[R] Simulating mid-points from a defined range
Brian Smith
br|@n@m|th199312 @end|ng |rom gm@||@com
Wed Jun 4 14:56:26 CEST 2025
Okay, I think I found the reason. This is due to accumulation of nine
5s in the cumsum. Thanks again for the elegant solution.
But I wonder, if the solution is simple then what is the significance
of the Research paper by Bentley and Saxe naming “Generating sorted
lists of random numbers” which Richard mentioned?

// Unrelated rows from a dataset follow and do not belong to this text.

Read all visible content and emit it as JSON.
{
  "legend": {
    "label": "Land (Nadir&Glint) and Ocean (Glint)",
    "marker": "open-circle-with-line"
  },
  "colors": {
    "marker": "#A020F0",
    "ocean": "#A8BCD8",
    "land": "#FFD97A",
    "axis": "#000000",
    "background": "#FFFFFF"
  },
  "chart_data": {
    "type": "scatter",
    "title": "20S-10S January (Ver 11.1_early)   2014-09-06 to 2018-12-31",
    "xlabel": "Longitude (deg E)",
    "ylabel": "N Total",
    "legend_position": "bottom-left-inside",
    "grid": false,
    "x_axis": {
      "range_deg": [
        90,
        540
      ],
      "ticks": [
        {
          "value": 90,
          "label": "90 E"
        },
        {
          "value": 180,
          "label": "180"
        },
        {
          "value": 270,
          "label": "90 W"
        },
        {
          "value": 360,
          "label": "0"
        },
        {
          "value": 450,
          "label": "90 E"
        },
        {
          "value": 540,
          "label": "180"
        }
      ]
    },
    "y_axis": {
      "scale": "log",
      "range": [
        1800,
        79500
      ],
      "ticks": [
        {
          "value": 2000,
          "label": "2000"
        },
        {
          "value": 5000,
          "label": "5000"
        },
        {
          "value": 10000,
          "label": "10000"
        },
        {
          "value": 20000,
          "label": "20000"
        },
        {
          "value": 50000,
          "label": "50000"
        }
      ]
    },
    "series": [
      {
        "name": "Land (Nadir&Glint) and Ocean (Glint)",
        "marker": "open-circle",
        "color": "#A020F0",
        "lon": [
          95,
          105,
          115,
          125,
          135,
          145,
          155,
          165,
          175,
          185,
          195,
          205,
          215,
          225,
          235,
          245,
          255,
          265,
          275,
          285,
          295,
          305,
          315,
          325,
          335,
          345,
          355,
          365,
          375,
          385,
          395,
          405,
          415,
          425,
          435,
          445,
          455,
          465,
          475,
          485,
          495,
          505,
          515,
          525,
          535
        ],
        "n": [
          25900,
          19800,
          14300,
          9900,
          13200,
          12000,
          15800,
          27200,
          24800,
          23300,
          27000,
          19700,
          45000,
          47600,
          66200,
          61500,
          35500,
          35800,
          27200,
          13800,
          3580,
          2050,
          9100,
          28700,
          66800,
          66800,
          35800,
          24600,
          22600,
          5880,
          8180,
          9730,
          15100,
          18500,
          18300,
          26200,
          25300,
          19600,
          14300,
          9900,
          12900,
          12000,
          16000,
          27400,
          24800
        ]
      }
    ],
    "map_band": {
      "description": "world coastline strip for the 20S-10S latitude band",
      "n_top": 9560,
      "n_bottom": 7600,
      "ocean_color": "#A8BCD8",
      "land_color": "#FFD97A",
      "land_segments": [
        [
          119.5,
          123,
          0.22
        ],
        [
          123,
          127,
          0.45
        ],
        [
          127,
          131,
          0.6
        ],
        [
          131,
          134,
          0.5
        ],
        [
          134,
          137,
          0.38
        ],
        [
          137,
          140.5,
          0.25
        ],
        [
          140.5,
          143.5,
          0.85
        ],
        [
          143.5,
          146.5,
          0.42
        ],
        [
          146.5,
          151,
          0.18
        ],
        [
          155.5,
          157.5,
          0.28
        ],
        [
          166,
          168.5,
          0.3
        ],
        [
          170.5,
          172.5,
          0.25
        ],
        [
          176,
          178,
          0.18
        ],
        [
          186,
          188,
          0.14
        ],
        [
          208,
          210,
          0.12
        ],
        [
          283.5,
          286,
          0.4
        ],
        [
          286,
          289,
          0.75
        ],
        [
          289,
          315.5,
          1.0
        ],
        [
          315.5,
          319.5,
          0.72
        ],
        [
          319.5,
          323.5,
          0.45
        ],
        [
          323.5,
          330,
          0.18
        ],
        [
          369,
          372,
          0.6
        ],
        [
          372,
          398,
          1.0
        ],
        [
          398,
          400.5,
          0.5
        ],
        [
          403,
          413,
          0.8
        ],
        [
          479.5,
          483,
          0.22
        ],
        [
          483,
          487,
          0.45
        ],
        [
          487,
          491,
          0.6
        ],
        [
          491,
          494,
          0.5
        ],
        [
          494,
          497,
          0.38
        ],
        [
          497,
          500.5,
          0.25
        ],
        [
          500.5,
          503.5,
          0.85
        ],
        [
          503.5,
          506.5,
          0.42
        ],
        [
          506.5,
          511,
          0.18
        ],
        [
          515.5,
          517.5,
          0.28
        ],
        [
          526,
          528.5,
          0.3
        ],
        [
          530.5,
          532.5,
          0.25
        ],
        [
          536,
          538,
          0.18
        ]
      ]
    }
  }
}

On Wed, 4 Jun 2025 at 17:54, Brian Smith <briansmith199312 using gmail.com> wrote:
>
> Hi Peter,
>
> Could you please help me to understand what is the basis of choosing
> 55 in runif(10,0,55))?
>
> Thank you!
>
> On Wed, 4 Jun 2025 at 02:45, peter dalgaard <pdalgd using gmail.com> wrote:
> >
> > Can't you just generate 10 values in (0,55), sort them, generate the distances, add 5 and cumulate?
> >
> > > x <- sort(runif(10,0,55))
> > > d <- diff(x)+5
> > > cumsum(c(x[1],d))
> > [1] 12.27815 21.21060 26.37856 36.03812 41.97237 57.02945 67.86113
> > [8] 75.74085 81.28533 98.30792
> >
> >
> > > On 3 Jun 2025, at 09.21, Brian Smith <briansmith199312 using gmail.com> wrote:
> > >
> > > Hi Richard,
> > >
> > > Thanks for your insight.
> > >
> > > As I mentioned in one of my earlier emails to the group, I imposed a
> > > constraint of accuracy up to two decimal places in order to obtain a
> > > finite set of possible values. For instance, if I were to round values
> > > to zero decimal places, the number of unique sequences that could be
> > > generated would be strictly finite and quite limited. Therefore, I
> > > chose a precision of two decimal places to allow for a larger but
> > > still finite number of possibilities.
> > >
> > >
> > > Now, my question is: how can this accuracy constraint be imposed effectively?
> > >
> > > Is the only practical method to generate samples, round each to two
> > > decimal places, and then check for duplicates to ensure uniqueness? If
> > > so, I’m concerned this might be inefficient, as many samples could be
> > > discarded, making the process time-consuming.
> > >
> > > Is there a better or more efficient way to directly enforce this
> > > constraint while generating the values?
> > >
> > > ________________________________
> > >
> > > Additionally, could you please elaborate on your suggestion regarding
> > > imposing minimum gap constraints by subtracting and then adding back
> > > certain gaps?
> > >
> > >
> > > For example, based on your earlier guidance, one possible sequence I
> > > obtained is:
> > >
> > >
> > > 10.07181, 14.49839, 14.74435, 18.75167, 42.70361, 55.79623, 63.40264,
> > > 68.62261, 92.49899, 98.29308
> > >
> > >
> > > Now, I’d like to post-process this sequence to enforce a minimum
> > > difference constraint of, say, 5 units between values (including both
> > > lower and upper bounds).
> > >
> > > What would be the appropriate way to modify the sequence to impose
> > > this kind of constraint?
> > >
> > >
> > > Many thanks for your time and insight.
> > >
> > > On Tue, 3 Jun 2025 at 10:42, Richard O'Keefe <raoknz using gmail.com> wrote:
> > >>
> > >> PS I forgot about the weird gaps requirement.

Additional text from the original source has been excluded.